Nobody every said all wrestlers are vulnerable to all of the problems that the minority have had that has led to death or destitute. My problem is that the ones who are coping just fine (at still relatively young ages, so they can't really speak for the fortysomethings quite yet) don't seem to care that there might be others who can't handle the system as well as they do. I'd rather hear a wrestler from today in his 20s or 30s like Cena or Hardy acknowledge that some wrestlers fall through the cracks or some are more vulnerable and less fortunate than others, and that this generation is making an effort to look out for one another better than they did in the 1980s or 1990s. Instead, what I hear is that it's just not a problem anymore because "I'm doing fine and my friends are doing fine." Every wrestler who died had friends who were doing fine. But they didn't. The key isn't focusing on why we're better than wrestlers in the past, but what might still be wrong. And the lack of any mandatory semi-annual roster-wide (in rotation or all at once, either way) vacations of several weeks at a time, the lack of a good-faith even-handed transparent drug testing program, the lack of (until recently) any substantial attention paid to concussions and unprotected blunt chairshots to the head, and the lack of any sense that the industry is making efforts to look out for their own who don't make it means it's still not solved.

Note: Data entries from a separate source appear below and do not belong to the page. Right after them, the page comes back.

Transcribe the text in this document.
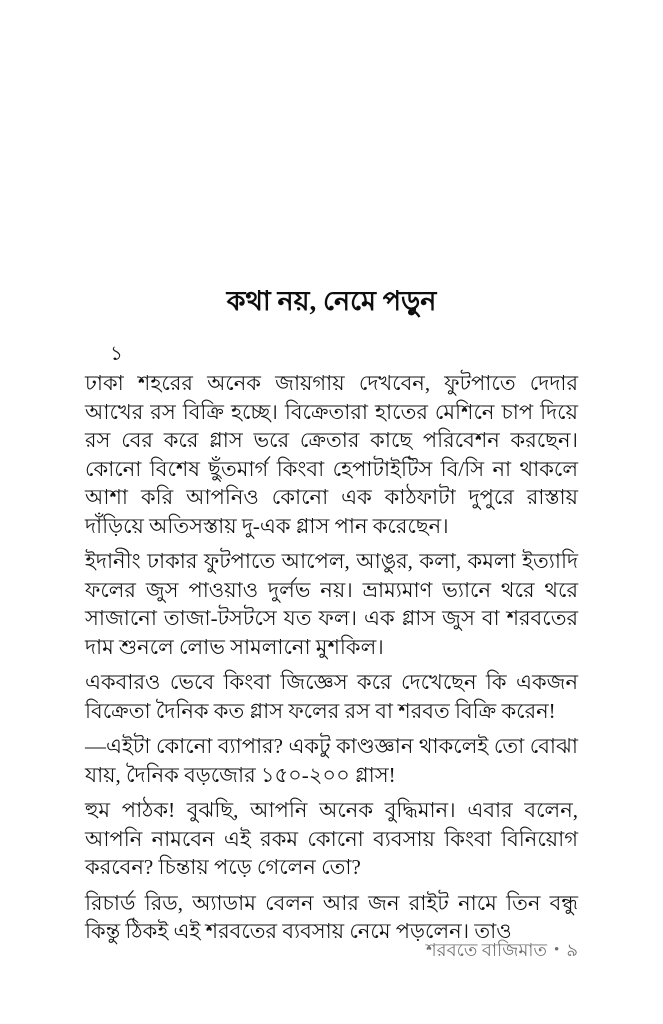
কথা নয়, নেমে পড়ুন
১

ঢাকা শহরের অনেক জায়গায় দেখবেন, ফুটপাতে দেদার আখের রস বিক্রি হচ্ছে। বিক্রেতারা হাতের মেশিনে চাপ দিয়ে রস বের করে গ্লাস ভরে ক্রেতার কাছে পরিবেশন করছেন। কোনো বিশেষ ছুঁতমার্গ কিংবা হেপাটাইটিস বি/সি না থাকলে আশা করি আপনিও কোনো এক কাঠফাটা দুপুরে রাস্তায় দাঁড়িয়ে অতিসস্তায় দু-এক গ্লাস পান করেছেন।

ইদানীং ঢাকার ফুটপাতে আপেল, আঙুর, কলা, কমলা ইত্যাদি ফলের জুস পাওয়াও দুর্লভ নয়। ভ্রাম্যমাণ ভ্যানে থরে থরে সাজানো তাজা-টসটসে যত ফল। এক গ্লাস জুস বা শরবতের দাম শুনলে লোভ সামলানো মুশকিল।

একবারও ভেবে কিংবা জিজ্ঞেস করে দেখেছেন কি একজন বিক্রেতা দৈনিক কত গ্লাস ফলের রস বা শরবত বিক্রি করেন!

—এইটা কোনো ব্যাপার? একটু কাণ্ডজ্ঞান থাকলেই তো বোঝা যায়, দৈনিক বড়জোর ১৫০-২০০ গ্লাস!

হুম পাঠক! বুঝছি, আপনি অনেক বুদ্ধিমান। এবার বলেন, আপনি নামবেন এই রকম কোনো ব্যবসায় কিংবা বিনিয়োগ করবেন? চিন্তায় পড়ে গেলেন তো?

রিচার্ড রিড, অ্যাডাম বেলন আর জন রাইট নামে তিন বন্ধু কিন্তু ঠিকই এই শরবতের ব্যবসায় নেমে পড়লেন। তাও

শরবতে বাজিমাত • ৯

I'm as surprised as anyone I'm on the Bischoff side of an argument (actually, not really, as I've found myself agreeing more with him lately in his blogs than I did with some things in his book or interviews he did when running WCW), especially one with Hardy, whom I actually largely respect as a true professional in his craft and an all-around good guy. I also can't editorialize about an industry full time and not ruffle most everyone's feathers at different times. I take as much heat from my critics on this very site as I dish out in my commentaries, but I think my twenty year track record has earned something more than the complete dismissal of my work as Hardy did with his comments. Sorry we disagree, Matt, but I'd never call you "a wrestler" (with quotes included to indicate you're not really a true wrestler) and I'd never in general write off your entire career of work just because you disagreed with me a few times. Adults disagree, but discuss specifics. Teenagers put quote marks around things and name call and use sweeping generations that are off-point when their feelings are hurt. (Okay, maybe that was a little condescending. Sorry.)